E é justamente neste ponto que a minuta de projeto de lei elaborada pelo MinC carece de reparo imediato. De tão vago, é impossível a qualquer um definir o seu efetivo conteúdo. Trata-se, pois, de uma questão de legalidade, princípio sobre o qual se assentam todos os demais princípios que caracterizam um Estado como sendo de Direito, isto é, no qual prevalece a força da Lei, sob controle do Poder Legislativo.

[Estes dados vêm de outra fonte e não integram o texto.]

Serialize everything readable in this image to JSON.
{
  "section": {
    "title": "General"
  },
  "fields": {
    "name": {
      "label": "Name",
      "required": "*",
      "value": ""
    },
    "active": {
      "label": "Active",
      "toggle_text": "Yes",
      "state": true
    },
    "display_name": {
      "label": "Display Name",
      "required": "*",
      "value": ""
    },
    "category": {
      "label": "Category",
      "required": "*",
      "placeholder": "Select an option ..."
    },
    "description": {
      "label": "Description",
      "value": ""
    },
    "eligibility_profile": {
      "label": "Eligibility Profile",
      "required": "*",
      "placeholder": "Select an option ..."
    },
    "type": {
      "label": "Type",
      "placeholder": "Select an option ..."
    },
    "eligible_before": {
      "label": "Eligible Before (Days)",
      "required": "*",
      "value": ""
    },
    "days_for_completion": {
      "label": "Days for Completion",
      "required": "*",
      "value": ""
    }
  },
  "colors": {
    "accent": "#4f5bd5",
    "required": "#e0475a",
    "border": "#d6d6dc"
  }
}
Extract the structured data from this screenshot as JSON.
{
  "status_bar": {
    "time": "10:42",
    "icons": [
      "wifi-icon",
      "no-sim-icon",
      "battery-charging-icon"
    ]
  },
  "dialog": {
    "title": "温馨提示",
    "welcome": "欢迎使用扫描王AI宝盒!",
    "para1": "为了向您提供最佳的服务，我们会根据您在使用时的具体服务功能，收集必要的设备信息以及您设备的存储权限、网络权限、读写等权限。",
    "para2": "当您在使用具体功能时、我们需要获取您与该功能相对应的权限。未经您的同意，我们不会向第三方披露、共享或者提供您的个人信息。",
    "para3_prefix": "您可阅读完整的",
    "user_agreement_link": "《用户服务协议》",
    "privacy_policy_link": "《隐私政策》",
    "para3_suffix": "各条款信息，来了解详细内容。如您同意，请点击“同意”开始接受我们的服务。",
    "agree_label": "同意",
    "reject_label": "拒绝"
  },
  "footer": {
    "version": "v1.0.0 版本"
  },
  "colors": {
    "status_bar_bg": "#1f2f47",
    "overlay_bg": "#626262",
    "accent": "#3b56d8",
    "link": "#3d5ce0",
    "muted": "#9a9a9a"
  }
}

Para comprovar tal afirmação basta analisar o projeto, em especial na parte que regulamenta a aprovação de projetos submetidos à aprovação do Ministério da Cultura. O projeto (Parágrafo Único do art. 4º) estabelece a criação de Comitês Gestores Setoriais, com participação da sociedade civil, no âmbito da Comissão Nacional de Incentivo à Cultura, cuja composição, funcionamento e competências simplesmente não são definidos (ficam relegados à posterior regulamentação pelo Poder Executivo).
De igual forma, o art. 24 do mesmo projeto afirma que as propostas submetidas ao Ministério da Cultura serão avaliadas a partir de critérios “transparentes”, cujo conteúdo o projeto, em seu texto, igualmente não revela.
Por fim, o projeto, descrevendo perfeita parábola, dispõe (Parágrafo Primeiro do art. 32) que a definição dos tais critérios de análise ficará a cargo da Comissão Nacional de Incentivo à Cultura, com a colaboração dos Comitês Gestores – sim, os mesmos Comitês a que nos referimos acima, cuja composição permanece obscura.
Em outras palavras, o projeto apresentado pelo MinC não é omisso apenas quanto aos critérios que nortearão sua aplicação concreta, mas também quanto à composição da comissão competente para defini-los! Cabe perguntar: quem é competente para aprovar tais critérios, e qual o seu efetivo conteúdo? É evidente que o projeto apresentado viola a noção de legalidade, pois deixa de definir, na própria Lei, conceitos básicos à sua aplicação (pelo próprio MinC).
Em todos estes casos, o projeto relega as definições a um futuro Decreto (regulamento). Em sua defesa, o MinC tem alegado que “deixar para o regulamento” seria uma forma de não “engessar a lei”. O que o MinC vê como um inconveniente, contudo, é tido pelas constituições democráticas como imprescindível, e pela Constituição brasileira como uma garantia fundamental de todos os cidadãos.
A violação ao princípio da legalidade gera inevitavelmente lesão a diversos outros princípios, igualmente previstos pela nossa Constituição. Além disso, é sempre grande o perigo de que o debate passe a girar em torno não do texto em consulta pública, mas sim do discurso daqueles que o propuseram. É isso o que está ocorrendo neste momento: não se discute o projeto em si, mas apenas entrevistas e pronunciamentos de representantes do MinC a respeito dele (nos quais as autoridades dizem haver no projeto disposições que ele ainda não contém).
Em suma, a proposta apresentada é inconstitucional e precisa ser prontamente reformada, devendo o próprio MinC reconhecê-lo o quanto antes para o bem do próprio debate que está propondo. Afinal, será impossível para o Brasil discutir a “lei para a cultura” sem que, antes, se incorpore ao debate público uma “cultura de legalidade” – indispensável a qualquer discussão verdadeiramente democrática e republicana, como exigido pela nossa Constituição e pelo Estado Democrático de Direito.
* Fábio de Sá Cesnik, 34, advogado especialista em leis de incentivo fiscal, autor dos livros “Guia do Incentivo à Cultura” e “Globalização da Cultura”.
*José Maurício Fittipaldi, 29, advogado militante nas áreas de cultura e entretenimento.